2. heat dissipation substrate materials: at present, LED heat dissipation substrate materials mainly include resin, metal and ceramic. Both resin and metal substrates contain organic resin insulation layer, which will reduce the thermal conductivity of the heat dissipation substrate and affect the heat dissipation performance of the substrate; Ceramic substrates mainly include high / low temperature co fired ceramic substrates (HTCC /ltcc), thick film ceramic substrates (TPC), copper-clad ceramic substrates (DBC) and electroplated ceramic substrates (DPC). Ceramic substrates have many advantages, such as high mechanical strength, good insulation, high thermal conductivity, good heat resistance, low coefficient of thermal expansion and so on. They are widely used in power device packaging, especially high-power LED packaging. Due to the low light efficiency of deep UV LED, most of the input electric energy is converted into heat. In order to avoid high-temperature damage to the chip caused by excessive heat, the heat generated by the chip needs to be dissipated into the surrounding environment in time. However, the deep UV LED mainly relies on the heat dissipation substrate as the heat conduction path. Therefore, the high thermal conductivity ceramic substrate is a good choice for the heat dissipation substrate for deep UV LED packaging.

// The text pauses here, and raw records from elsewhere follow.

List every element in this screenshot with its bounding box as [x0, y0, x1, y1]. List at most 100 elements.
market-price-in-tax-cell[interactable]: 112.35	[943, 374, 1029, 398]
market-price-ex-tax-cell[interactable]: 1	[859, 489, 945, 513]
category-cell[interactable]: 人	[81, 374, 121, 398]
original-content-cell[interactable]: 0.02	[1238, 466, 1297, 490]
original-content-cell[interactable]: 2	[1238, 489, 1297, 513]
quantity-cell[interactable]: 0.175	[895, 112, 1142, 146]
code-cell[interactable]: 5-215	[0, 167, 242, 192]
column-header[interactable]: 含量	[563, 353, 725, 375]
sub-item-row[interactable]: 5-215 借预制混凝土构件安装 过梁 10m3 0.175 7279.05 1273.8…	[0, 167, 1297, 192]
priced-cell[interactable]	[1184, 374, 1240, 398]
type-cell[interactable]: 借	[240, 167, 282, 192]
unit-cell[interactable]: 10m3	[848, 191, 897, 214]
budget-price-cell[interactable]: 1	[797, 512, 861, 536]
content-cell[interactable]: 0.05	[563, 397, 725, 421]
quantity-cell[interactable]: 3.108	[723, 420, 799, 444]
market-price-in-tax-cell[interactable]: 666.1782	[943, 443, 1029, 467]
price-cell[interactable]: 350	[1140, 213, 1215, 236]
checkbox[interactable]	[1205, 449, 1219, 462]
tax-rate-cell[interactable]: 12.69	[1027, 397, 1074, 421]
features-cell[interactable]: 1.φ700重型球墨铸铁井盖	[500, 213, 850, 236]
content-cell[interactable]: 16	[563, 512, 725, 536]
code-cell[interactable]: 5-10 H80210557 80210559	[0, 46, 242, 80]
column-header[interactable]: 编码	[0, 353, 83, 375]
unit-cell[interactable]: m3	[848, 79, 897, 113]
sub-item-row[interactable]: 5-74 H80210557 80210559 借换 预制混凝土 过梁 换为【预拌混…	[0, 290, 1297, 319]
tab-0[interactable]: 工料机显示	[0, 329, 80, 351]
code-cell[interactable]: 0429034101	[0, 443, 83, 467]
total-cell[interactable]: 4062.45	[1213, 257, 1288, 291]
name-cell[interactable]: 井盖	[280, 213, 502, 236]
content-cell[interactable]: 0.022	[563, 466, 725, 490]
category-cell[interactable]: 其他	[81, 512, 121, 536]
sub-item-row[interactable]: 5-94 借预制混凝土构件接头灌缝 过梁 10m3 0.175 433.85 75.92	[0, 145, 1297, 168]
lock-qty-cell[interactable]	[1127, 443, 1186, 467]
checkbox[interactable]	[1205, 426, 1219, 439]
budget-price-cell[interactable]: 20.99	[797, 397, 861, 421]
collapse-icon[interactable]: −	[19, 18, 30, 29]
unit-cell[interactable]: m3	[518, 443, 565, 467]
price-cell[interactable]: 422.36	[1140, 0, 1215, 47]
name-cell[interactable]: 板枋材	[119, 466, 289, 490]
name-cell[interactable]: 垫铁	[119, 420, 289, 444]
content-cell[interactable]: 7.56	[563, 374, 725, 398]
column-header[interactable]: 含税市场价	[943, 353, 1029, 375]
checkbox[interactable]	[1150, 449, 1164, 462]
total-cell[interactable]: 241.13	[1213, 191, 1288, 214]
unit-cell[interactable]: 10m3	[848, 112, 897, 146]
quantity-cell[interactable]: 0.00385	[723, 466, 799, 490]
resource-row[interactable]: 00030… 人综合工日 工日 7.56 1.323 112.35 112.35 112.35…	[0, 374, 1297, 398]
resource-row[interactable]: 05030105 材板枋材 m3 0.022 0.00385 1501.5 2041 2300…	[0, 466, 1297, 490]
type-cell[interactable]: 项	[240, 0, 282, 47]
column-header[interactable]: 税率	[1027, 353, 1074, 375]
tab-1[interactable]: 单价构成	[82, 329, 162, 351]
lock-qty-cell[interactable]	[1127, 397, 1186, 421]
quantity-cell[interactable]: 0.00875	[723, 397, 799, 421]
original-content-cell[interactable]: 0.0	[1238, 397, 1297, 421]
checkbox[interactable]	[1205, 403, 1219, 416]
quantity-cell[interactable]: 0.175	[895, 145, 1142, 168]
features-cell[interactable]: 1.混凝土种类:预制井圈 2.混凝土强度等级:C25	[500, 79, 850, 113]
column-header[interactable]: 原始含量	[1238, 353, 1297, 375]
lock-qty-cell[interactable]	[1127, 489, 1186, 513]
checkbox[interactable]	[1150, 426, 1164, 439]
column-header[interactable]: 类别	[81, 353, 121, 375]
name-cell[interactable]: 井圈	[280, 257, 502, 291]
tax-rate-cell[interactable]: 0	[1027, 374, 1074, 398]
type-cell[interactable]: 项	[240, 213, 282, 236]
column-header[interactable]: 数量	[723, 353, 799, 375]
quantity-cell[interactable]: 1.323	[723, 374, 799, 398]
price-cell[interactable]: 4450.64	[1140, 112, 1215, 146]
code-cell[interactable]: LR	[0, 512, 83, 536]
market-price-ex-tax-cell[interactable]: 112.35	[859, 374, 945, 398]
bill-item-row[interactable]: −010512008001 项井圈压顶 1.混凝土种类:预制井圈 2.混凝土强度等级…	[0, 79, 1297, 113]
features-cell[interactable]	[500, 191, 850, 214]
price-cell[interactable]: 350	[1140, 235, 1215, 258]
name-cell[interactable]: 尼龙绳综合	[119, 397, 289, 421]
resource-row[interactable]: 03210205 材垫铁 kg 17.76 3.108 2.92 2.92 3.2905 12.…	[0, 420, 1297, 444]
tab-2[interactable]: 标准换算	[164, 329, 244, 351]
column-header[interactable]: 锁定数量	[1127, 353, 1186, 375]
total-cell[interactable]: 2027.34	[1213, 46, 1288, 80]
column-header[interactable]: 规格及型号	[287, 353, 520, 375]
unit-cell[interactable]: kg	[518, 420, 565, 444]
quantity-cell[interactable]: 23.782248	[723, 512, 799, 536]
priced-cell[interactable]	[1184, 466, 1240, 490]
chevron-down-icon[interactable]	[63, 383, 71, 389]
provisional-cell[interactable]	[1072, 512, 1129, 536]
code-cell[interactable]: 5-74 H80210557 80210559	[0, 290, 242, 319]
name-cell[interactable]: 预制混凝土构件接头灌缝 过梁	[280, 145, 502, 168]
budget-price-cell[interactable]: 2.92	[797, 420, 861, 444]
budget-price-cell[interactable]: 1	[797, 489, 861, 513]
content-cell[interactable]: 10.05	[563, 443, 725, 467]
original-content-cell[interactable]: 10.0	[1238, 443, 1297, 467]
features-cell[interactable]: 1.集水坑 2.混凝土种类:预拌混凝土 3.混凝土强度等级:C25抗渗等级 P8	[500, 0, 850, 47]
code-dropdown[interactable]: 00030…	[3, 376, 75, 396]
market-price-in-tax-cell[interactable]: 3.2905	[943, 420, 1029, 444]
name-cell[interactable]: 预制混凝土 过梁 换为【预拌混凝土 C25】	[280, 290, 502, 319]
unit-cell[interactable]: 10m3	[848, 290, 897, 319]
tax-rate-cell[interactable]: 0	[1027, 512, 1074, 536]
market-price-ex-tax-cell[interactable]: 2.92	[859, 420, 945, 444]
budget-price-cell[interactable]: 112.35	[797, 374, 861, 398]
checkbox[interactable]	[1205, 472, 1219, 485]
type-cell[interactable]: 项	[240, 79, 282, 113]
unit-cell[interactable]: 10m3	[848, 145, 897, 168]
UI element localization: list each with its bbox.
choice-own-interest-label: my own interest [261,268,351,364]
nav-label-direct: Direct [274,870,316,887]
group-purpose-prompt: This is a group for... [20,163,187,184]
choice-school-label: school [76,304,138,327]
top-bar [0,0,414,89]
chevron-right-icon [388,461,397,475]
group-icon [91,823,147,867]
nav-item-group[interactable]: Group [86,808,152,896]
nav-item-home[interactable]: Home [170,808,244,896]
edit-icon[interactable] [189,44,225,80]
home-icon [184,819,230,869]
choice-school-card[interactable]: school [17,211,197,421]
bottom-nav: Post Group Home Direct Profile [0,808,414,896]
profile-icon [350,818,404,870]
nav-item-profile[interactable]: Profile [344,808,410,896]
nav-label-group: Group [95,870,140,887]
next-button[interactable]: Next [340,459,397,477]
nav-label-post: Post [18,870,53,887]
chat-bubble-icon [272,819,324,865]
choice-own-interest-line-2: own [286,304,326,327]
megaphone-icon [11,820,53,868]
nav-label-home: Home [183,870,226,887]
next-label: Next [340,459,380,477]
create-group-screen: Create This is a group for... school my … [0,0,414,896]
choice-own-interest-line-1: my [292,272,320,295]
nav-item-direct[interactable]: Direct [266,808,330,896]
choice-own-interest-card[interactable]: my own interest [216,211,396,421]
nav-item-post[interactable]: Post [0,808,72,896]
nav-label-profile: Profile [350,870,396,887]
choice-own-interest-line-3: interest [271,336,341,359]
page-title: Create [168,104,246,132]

3. welding bonding materials: deep UV LED welding materials include chip solid crystal materials and substrate welding materials, which are respectively used to realize the welding between chip, glass cover (lens) and ceramic substrate. For flip chip, Gold Tin eutectic method is often used to realize chip solidification. For horizontal and vertical chips, conductive silver glue and lead-free solder paste can be used to complete chip solidification. Compared with silver glue and lead-free solder paste, the Gold Tin eutectic bonding strength is high, the interface quality is good, and the thermal conductivity of the bonding layer is high, which reduces the LED thermal resistance. The glass cover plate is welded after the chip solidification, so the welding temperature is limited by the resistance temperature of the chip solidification layer, mainly including direct bonding and solder bonding. Direct bonding does not require intermediate bonding materials. The high temperature and high pressure method is used to directly complete the welding between the glass cover plate and the ceramic substrate. The bonding interface is flat and has high strength, but has high requirements for equipment and process control; Solder bonding uses low-temperature tin based solder as the intermediate layer. Under the condition of heating and pressure, the bonding is completed by the mutual diffusion of atoms between the solder layer and the metal layer. The process temperature is low and the operation is simple. At present, solder bonding is often used to realize reliable bonding between glass cover plate and ceramic substrate. However, metal layers need to be prepared on the surface of glass cover plate and ceramic substrate at the same time to meet the requirements of metal welding, and solder selection, solder coating, solder overflow and welding temperature need to be considered in the bonding process.

In recent years, researchers at home and abroad have conducted in-depth research on deep UV LED packaging materials, which has improved the luminous efficiency and reliability of deep UV LED from the perspective of packaging material technology, and effectively promoted the development of deep UV LED technology.